In this meta-analysis, the frequency of TDR for the whole LAC remained at the moderate level (7.7%), in accordance to other recent reviews [12-15], reporting TDR in LAC from 1993 to 2013, with TDR prevalence ranging from 6.3% to 7.6%. In our study, TDR to each individual ARV drug class remained at the low level (<5%), as also reported by others [14, 15]. Also in agreement with previous studies [10, 14, 15], an increasing trend in global TDR, associated with NNRTI TDR was observed in the region when comparing the 2000–2005 and 2006–2015 periods (6.4% vs. 8.2%, p = 0.0007, for overall TDR and 1.9% vs. 4.2%, p<0.0001, for NNRTI TDR respectively). This observation is expected as the use of EFV-containing first line regimens has significantly increased in the region, with the most recent WHO survey reporting that nearly 69% of individuals were receiving first-line EFV-containing regimens including AZT+3TC+EFV (35%), TDF+3TC+EFV (18.2%), TDF+FTC+EFV (12.4%), and ABC+3TC+EFV (3.6%) in LAC [7]. Of note, nevirapine was still used in 13.6% of ART initiators. In agreement with data from WHO surveys, suggesting that greater ART coverage is associated with a higher TDR prevalence, particularly to NNRTI [10], Latin America shows the highest ART coverage rates as well as the highest TDR prevalence among regions, considering low-and middle income countries [15]. Temporal increases in NNRTI TDR were observed in most of the sub-regions, except for Mesoamerica. This increase was especially stark in the Caribbean and the Southern Cone, where NNRTI TDR reached moderate levels (8.1% and 5.6% respectively). Increasing NNRTI TDR was associated with increasing K103N frequency in most sub-regions, although evidence of increasing frequency of nevirapine-selected mutations [130] was also observed, particularly in the Caribbean, with significant increase of Y181C and G190A frequency. Indeed, a significant decrease in the frequency of these two mutations was observed in the Mesoamerica, possibly reflecting the current predominance of first line efavirenz-based regimens in this region.

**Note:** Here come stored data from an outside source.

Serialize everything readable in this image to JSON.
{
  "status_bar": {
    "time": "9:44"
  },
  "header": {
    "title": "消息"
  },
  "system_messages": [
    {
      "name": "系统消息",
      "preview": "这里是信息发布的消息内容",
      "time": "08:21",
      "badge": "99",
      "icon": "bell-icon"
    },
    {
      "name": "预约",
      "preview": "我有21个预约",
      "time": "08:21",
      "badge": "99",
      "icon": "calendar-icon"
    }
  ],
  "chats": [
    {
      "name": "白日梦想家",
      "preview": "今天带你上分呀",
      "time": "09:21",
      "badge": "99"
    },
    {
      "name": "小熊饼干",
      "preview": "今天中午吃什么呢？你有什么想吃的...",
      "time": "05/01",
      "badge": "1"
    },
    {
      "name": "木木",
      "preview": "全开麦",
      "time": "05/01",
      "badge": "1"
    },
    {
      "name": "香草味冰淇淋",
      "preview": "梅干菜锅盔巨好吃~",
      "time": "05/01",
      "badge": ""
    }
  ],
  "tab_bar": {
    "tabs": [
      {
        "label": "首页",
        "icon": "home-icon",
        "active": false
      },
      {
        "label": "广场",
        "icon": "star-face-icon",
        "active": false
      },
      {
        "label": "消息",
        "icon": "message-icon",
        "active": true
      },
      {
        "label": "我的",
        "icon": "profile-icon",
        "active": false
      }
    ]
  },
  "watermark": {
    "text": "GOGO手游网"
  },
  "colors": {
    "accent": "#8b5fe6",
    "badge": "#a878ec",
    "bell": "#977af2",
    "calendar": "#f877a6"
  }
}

Interestingly, a decreasing trend in NRTI TDR was also observed in LAC (4.7% vs. 3.8%, p = 0.02), possibly reflecting previous exposure to mono- or dual therapy and the consequent introduction of more potent ART schemes. The decrease in NRTI TDR was particularly evident in the Mesoamerican region (7.9% vs. 3.1%, p<0.0001), with a significant reduction in the frequency of M184V and of most thymidine analogue mutations (TAM), including D67N, K70R, L210W, T215F, T215Y, and K219E. This observation was mainly driven by two studies, both performed between 2002–2003: one in San Pedro Sula and Tegucigalpa, Honduras (n = 336), reporting NRTI TDR prevalence of 7.7% [34], and another in western Mexico (n = 100), reporting NRTI TDR prevalence of 13.0% [45], which caused an moderate NRTI TDR prevalence estimate in the 2000–2005 period. All Mesoamerican studies after 2005 included in the meta-analysis reported low levels of NRTI TDR.

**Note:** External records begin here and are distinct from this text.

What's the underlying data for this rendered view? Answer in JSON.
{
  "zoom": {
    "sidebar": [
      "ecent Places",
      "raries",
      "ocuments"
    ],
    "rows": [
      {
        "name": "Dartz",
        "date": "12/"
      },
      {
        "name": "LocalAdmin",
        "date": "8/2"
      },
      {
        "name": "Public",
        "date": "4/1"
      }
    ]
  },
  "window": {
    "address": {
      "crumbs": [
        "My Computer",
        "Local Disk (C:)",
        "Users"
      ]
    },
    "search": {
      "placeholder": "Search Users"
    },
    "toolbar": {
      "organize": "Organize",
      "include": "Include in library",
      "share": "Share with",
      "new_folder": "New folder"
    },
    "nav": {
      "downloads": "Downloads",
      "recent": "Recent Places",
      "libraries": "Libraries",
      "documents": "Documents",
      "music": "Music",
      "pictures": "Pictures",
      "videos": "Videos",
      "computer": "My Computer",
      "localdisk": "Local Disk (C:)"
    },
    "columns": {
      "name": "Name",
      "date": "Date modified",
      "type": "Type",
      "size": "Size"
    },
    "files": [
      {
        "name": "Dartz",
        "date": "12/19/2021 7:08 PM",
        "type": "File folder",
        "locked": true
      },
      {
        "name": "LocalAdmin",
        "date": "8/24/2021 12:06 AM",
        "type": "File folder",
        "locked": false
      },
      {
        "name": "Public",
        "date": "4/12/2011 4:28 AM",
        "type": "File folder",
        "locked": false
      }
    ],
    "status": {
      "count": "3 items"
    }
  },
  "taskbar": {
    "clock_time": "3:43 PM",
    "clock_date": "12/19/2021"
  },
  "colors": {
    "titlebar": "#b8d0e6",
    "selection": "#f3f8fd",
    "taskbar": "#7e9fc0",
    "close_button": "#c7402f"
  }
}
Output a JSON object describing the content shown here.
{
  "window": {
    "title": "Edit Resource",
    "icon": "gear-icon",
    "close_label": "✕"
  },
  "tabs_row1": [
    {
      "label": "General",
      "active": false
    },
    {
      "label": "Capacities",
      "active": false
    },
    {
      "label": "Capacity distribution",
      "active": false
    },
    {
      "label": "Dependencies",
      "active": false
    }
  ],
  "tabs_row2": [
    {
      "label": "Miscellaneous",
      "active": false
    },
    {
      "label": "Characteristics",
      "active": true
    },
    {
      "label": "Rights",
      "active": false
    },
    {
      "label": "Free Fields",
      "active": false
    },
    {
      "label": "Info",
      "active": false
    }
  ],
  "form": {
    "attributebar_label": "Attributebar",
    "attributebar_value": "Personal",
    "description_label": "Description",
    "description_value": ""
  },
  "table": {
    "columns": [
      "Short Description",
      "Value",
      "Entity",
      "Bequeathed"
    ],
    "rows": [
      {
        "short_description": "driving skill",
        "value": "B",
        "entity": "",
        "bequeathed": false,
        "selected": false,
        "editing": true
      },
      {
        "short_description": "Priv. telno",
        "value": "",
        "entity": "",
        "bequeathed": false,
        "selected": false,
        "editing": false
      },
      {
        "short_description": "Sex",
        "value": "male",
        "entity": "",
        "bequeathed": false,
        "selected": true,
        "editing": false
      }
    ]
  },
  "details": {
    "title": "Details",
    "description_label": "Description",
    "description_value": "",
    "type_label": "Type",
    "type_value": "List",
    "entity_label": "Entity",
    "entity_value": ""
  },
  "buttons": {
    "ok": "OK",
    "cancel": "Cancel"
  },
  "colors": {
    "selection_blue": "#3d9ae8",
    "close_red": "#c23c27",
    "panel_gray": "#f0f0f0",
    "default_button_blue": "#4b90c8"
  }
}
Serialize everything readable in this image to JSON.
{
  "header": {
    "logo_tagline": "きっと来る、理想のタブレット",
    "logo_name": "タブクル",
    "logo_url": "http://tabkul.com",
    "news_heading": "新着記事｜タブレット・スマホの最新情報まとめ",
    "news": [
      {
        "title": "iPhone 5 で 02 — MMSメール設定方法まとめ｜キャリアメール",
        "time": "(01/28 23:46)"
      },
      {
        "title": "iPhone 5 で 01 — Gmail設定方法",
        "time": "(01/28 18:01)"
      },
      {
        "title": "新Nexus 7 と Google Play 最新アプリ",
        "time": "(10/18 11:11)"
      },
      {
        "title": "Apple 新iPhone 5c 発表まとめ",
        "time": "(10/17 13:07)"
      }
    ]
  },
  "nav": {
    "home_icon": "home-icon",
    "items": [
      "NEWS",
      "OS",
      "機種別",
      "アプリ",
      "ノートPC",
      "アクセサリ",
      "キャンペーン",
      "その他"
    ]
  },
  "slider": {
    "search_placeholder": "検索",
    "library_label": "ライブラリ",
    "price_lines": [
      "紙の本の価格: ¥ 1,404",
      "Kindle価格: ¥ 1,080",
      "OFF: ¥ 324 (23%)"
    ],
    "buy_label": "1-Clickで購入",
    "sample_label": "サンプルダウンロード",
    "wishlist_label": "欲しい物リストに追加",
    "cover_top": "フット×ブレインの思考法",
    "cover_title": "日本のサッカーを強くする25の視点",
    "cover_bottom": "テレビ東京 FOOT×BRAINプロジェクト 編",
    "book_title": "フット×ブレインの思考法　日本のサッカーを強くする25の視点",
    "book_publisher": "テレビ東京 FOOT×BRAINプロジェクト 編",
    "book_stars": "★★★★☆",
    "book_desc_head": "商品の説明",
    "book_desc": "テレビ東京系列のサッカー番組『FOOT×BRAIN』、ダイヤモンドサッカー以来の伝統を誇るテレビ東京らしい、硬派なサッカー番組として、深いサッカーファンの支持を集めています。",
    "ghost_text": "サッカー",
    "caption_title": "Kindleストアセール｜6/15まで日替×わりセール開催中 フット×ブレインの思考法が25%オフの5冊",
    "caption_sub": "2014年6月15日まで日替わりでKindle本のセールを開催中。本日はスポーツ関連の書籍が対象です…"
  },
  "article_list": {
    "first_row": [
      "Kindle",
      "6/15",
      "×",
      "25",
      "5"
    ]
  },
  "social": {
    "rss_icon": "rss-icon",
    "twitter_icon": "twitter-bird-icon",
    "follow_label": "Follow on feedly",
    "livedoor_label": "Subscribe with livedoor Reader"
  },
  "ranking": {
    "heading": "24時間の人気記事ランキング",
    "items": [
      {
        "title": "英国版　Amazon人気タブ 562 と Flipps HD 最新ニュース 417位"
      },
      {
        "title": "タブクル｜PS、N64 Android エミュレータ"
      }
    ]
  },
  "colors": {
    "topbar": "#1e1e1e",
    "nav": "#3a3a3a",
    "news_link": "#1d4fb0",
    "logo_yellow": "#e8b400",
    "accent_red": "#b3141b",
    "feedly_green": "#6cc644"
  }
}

We chose 2005 as the threshold year to compare TDR level between an older and a more recent study period. This year was important due to the UNAIDS “3 by 5” initiative, which aimed to provide ART to 3 million people in low- and middle-income countries by the end of 2005 [131]. Even when the global goal of 3 million people on ART was not achieved by 2005, most LAC countries had launched universal ART access programs, reaching 290,000 people on ART and a 65%-coverage according to ART guidelines applicable by that time [131, 132]. Thus, this year was an important milestone to mark the pre- and post-ART scale-up era in the region. Interestingly, all sub-regions reached moderate overall TDR levels in the more recent 2006–2015 period. However, overall TDR levels varied between low and moderate in the older 2000–2005 period, possibly consistent with different times of ART scale-up. An increase from low to moderate level was observed in the Caribbean, the Andean region and the Southern Cone.

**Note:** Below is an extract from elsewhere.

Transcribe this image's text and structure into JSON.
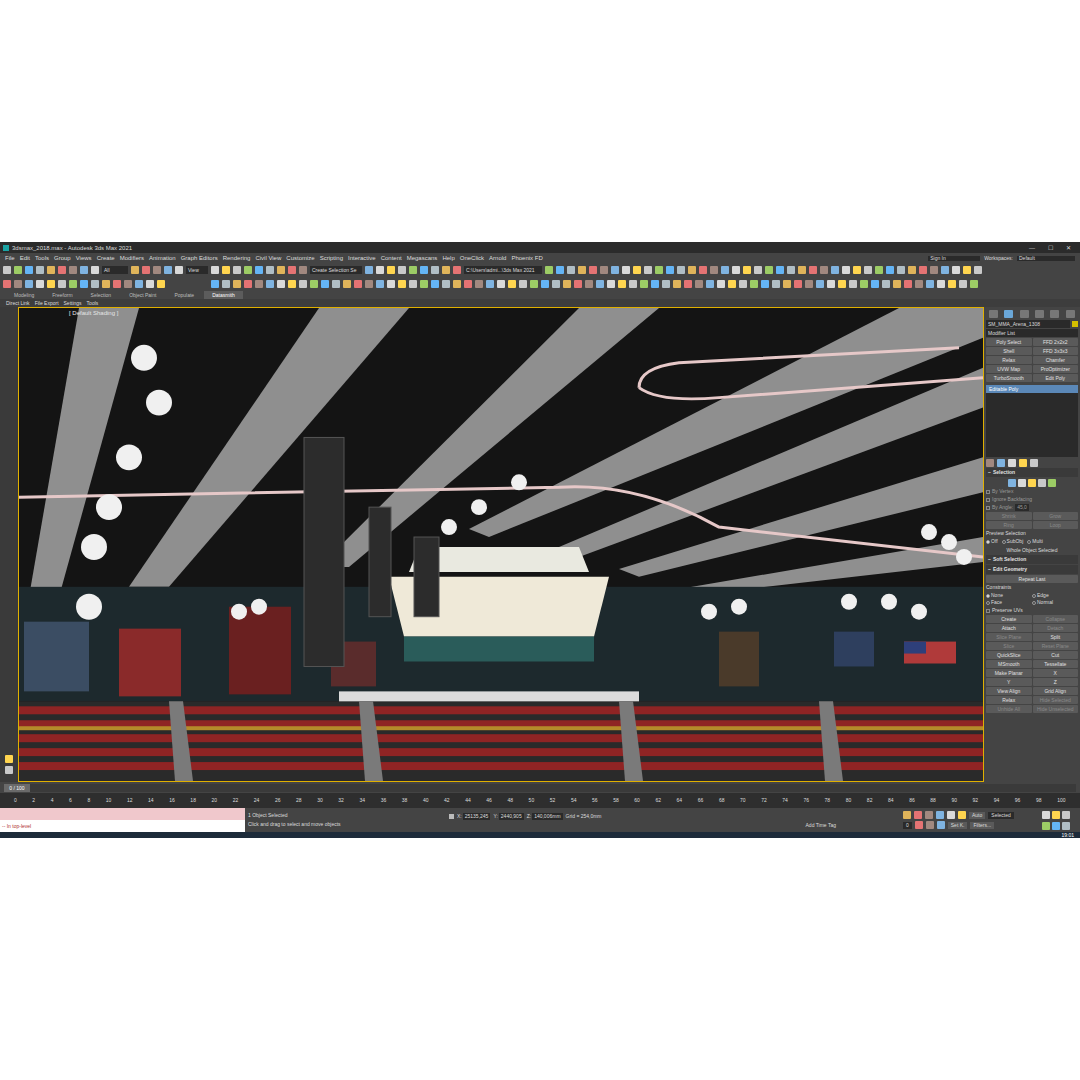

Different programmatic factors could have different impacts on TDR at the sub-regional and/or the national level. Considering the national cascade of the continuum of HIV care, the percentage of total HIV-infected persons achieving viral suppression is low in some LAC countries such as Guatemala (19%), El Salvador (22%), Jamaica (12%), and Nicaragua (14%); while ARV drug stock-outs have been reported in many Caribbean countries (Bahamas, Barbados, Grenada, Saint Vincent and the Grenadines), and Panama [7]. Of note, in 2013, 13 countries were still prescribing one or more WHO non-recommended ARV drugs [7]. In particular, the rapid and marked increase in TDR to all ARV drug classes observed in the Caribbean is worrisome and underscores the need for strengthening health systems in hand with robust EWI monitoring and HIVDR surveillance.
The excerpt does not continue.